Structure modification dialog after applying a new orientation of the cubic input structure to a  zone axis and updating the new super-cell size with the [Auto Size] function.
Selecting one of the structure projections x-z or y-z shows that the new structure has 4 atomic planes along the z direction, which would require a partitioning into 4 slices for the multislice calculation.
In order to avoid round-off errors in the slicing routine it is sometimes advantageous to shift all atoms along z by one half of a slice, such that the atomic sites of each atomic plane are centred in each equidistant partition of the super-cell along z. In the present case with 4 atomic planes and therefore preferably also 4 slices the amount of shift to be applied along z would 0.125. A shift of the atomic structure in fractions of the new super-cell lattice can be set by the components of a [u'v'w'] shift vector below the 'Auto Size' functions on the left side of the dialog. The shift-vector can only be set explicitly and denotes the amount of shift in fractions of the new super-cell size. Thus, if the cell size is changed, the same fractional shift corresponds to a different absolute shift vector. Take care to update a non-zero shift vector manually whenever you change the super-cell size. The default shift vector is .
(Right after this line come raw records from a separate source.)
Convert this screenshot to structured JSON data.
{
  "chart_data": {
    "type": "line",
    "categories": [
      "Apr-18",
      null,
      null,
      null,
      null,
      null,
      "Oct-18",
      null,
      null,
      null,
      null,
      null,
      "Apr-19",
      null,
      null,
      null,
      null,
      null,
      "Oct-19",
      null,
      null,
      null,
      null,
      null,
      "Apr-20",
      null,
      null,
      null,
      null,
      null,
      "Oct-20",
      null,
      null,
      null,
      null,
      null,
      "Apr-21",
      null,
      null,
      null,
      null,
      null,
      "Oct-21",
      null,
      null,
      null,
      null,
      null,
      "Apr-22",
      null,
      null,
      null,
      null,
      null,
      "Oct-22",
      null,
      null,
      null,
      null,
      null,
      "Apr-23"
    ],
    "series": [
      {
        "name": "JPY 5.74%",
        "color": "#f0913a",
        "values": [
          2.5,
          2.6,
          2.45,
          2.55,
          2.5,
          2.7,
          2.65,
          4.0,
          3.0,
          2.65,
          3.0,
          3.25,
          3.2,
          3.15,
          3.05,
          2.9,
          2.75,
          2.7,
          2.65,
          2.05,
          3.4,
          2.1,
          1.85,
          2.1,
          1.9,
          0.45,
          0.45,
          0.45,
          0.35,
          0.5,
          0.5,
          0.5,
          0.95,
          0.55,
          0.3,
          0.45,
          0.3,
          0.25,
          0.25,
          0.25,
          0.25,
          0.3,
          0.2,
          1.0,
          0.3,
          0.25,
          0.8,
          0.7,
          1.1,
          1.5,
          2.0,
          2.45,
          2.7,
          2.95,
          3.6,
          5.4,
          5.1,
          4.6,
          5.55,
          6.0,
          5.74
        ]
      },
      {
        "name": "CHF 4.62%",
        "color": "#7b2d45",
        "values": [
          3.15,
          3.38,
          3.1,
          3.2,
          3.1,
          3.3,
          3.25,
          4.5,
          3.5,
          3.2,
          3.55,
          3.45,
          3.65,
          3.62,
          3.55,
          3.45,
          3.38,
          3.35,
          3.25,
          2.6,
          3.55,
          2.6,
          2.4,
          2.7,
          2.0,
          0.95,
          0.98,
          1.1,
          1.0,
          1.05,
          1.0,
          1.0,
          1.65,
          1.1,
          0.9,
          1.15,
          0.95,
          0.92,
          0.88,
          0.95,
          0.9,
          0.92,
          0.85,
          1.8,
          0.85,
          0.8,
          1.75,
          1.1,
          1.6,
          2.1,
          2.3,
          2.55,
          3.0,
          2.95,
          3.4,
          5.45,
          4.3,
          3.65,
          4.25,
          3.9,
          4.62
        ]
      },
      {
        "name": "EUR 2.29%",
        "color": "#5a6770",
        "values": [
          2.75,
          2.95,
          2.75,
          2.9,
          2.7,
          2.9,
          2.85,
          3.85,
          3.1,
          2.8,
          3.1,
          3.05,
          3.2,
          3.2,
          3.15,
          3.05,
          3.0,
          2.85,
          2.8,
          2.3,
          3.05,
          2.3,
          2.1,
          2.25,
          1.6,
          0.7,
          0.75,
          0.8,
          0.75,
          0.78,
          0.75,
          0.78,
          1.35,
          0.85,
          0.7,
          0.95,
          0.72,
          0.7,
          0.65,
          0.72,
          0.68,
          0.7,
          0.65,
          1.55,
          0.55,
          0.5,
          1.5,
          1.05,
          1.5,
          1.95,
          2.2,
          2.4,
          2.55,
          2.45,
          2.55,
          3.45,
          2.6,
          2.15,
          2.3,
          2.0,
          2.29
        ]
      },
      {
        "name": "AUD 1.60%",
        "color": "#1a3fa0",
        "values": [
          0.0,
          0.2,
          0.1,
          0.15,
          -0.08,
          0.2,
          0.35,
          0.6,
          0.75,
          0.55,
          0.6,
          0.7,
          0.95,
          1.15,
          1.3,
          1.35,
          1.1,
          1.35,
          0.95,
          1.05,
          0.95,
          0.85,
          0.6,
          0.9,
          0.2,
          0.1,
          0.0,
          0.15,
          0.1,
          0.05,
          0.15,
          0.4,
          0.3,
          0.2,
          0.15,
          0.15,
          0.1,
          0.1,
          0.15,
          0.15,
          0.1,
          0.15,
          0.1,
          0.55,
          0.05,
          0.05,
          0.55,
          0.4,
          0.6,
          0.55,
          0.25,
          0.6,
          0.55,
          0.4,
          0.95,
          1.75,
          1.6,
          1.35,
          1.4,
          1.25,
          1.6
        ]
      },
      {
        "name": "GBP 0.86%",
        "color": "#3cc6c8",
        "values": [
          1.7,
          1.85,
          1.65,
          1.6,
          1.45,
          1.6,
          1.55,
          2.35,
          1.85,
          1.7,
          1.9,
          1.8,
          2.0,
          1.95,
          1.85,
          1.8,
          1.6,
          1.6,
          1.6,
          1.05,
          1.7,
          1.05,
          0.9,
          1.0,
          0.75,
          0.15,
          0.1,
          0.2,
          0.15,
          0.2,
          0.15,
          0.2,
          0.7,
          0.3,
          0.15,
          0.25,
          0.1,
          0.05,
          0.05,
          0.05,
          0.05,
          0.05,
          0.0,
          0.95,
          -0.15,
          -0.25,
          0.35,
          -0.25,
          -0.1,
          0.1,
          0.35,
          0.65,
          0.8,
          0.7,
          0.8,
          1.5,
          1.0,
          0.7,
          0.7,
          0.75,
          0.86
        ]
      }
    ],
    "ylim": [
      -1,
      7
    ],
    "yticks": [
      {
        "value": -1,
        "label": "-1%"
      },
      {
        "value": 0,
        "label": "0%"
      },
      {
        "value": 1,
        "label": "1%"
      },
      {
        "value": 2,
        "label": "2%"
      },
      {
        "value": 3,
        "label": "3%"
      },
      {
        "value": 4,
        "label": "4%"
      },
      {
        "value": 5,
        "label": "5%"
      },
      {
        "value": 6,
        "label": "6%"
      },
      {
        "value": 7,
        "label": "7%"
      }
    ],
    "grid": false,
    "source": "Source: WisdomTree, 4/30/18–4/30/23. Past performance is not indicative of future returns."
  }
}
For the present example we also extend the new super-cell by a factor of 2 × 3 × 1 along its three axis using the [Multiply] button. Since the cell size along the new c axis is not modified by this extension, we do not need to update the shift vector [u'v'w'] = (0, 0, 0.125). The x-y and the x-z projection of the final super-cell is displayed in the image below.
SrTiO3 extended by 2 × 3 along x and y in x-y projection (top) and x-z projection (bottom). Due to the shift of the atomic structure by 1/8th along the c axis of the super-cell, the atomic planes are centered in each of the 4 equidistant partitions along z.
Below the controls for the shift vector setup, you find controls to manage the thermal vibration parameters of each atomic species in the structure model. The dropdown list control on the left contains all atomic species of the modified structure. The info box to the right of the dropdown control displays the Biso parameter of the selected atomic species in Å2 units. You may change the selected Biso parameter by clicking the [Set] button right of the info box.
By activating the 'Randomize Partial Occupancies' switch, the partial occupation of atomic sites contained in the modified structure will be changed to a full occupation variant. Already fully occupied sites will not be affected. Sites with a partial occupation against a partial vacancy will be changed randomly into a fully occupied site or a vacancy site. Sites occupied partially by multiple atomic species will be changed into a site fully occupied by a single species. The selection of occupation is done by means of random choice, which orients on the occupation levels defined by the input structure model. Another random occupation variant can be created by pressing the [Refresh] button to the right of the check box.